"Good Lord!" said Sir Joseph.
The six elders were standing together, the girls having strayed off in company with Lancelot and Mr. Freshfield.
Mrs. Helston's cheeks were crimson.
"Will you think we ask too much if we beg to be told what she has done?" she inquired, in a voice that shook.
"Our claim to know is a strong one," put in her husband, "as, if Mr. Mayne consents, we should like to undertake the child's education, and give her a home. We hoped that, as you have plenty of daughters, and we have none, you would perhaps spare her to us, who have grown attached to her. But we ought to be in a position to know what tendencies in her to guard against."
"I presume," said the vicar, "that you would rather that we did not speak before Sir Joseph and Lady Burmester."
Her ladyship laid her hand on her husband's arm, and led him away across the grass.
"If I were a girl," she said, "the very sight of Mrs. Cooper would make me wicked. She makes my flesh creep. I wish somebody would take out her ear-rings."
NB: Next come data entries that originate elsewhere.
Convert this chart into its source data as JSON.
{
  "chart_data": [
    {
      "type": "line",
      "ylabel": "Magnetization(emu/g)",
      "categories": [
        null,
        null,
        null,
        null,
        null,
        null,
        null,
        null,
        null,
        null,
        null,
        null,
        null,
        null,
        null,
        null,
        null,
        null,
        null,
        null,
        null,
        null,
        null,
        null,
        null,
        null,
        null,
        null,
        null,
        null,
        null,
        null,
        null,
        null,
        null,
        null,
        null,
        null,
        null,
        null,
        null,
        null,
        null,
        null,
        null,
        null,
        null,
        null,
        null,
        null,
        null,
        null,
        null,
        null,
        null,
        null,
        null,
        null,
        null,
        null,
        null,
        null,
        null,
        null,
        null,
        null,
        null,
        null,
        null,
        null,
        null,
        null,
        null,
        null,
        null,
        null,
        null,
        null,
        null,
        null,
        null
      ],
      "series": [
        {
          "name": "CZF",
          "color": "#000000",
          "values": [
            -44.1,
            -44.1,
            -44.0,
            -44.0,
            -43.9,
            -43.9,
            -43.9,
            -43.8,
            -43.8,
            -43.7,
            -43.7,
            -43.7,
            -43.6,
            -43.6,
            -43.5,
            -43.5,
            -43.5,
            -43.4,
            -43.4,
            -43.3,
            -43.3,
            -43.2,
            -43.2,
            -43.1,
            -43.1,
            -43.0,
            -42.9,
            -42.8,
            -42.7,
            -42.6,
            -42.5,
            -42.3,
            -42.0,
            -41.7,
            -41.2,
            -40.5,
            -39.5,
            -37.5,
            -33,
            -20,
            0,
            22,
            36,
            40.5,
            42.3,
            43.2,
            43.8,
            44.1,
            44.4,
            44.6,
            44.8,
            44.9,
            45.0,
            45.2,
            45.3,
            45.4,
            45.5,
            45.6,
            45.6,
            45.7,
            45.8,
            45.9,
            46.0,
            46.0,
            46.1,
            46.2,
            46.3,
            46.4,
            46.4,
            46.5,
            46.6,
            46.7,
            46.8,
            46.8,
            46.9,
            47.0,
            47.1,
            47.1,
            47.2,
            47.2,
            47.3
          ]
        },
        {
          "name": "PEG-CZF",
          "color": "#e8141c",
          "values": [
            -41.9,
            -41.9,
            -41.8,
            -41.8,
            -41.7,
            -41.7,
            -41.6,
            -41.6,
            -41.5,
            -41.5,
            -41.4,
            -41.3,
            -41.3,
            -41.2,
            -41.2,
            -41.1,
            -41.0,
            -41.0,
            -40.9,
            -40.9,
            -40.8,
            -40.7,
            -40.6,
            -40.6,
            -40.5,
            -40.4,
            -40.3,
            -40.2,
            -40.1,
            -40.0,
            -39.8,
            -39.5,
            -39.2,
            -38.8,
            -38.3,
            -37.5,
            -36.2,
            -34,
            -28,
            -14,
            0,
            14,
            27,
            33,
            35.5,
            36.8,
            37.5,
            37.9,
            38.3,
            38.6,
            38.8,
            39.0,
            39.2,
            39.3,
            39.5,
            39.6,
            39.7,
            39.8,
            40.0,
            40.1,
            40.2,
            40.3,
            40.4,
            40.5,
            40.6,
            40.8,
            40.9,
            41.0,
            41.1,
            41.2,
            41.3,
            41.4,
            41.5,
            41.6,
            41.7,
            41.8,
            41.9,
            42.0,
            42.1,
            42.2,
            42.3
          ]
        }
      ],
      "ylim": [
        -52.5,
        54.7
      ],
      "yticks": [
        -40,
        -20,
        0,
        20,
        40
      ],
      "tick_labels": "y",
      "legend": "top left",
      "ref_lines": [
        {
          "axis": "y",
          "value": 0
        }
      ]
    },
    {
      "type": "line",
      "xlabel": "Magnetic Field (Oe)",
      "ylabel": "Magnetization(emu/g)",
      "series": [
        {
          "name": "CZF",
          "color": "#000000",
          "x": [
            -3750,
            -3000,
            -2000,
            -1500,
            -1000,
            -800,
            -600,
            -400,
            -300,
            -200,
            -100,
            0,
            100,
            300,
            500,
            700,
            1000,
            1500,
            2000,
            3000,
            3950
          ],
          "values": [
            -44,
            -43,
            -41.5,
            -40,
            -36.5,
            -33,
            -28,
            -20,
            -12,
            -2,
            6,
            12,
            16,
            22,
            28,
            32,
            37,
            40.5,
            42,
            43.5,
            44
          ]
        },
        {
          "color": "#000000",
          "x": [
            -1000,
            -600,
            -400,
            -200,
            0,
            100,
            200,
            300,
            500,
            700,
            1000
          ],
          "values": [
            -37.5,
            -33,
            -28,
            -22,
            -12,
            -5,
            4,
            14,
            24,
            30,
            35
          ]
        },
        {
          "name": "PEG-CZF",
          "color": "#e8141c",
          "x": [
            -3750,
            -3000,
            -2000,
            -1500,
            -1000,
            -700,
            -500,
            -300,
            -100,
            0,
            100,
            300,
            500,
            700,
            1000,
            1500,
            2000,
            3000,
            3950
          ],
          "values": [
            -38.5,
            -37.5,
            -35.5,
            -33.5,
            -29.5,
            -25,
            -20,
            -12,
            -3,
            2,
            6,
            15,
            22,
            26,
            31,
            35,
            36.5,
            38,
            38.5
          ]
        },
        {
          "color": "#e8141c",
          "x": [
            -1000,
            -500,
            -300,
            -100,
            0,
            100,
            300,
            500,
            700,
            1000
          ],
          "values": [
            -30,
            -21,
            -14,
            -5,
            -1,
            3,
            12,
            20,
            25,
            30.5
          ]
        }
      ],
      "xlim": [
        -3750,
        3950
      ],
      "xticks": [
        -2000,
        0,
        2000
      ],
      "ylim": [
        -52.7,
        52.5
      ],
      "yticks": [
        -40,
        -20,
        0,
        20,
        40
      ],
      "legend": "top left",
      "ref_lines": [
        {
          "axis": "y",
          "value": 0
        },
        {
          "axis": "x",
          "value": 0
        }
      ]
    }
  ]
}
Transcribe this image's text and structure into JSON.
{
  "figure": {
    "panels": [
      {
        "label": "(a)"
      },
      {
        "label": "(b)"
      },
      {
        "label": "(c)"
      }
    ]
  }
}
"You are an ungenerous, ill-regulated woman," said Sir Joseph placidly. "I daresay they've had a sweet time of it, trying to break in Harry's precious African filly. He hints at her having had a past already. I expect she's a bit of a fire-brand in a peaceful parsonage."
The four others strolled in an opposite direction. The vicar, with real reluctance, and with brevity, described what he had seen Melicent do.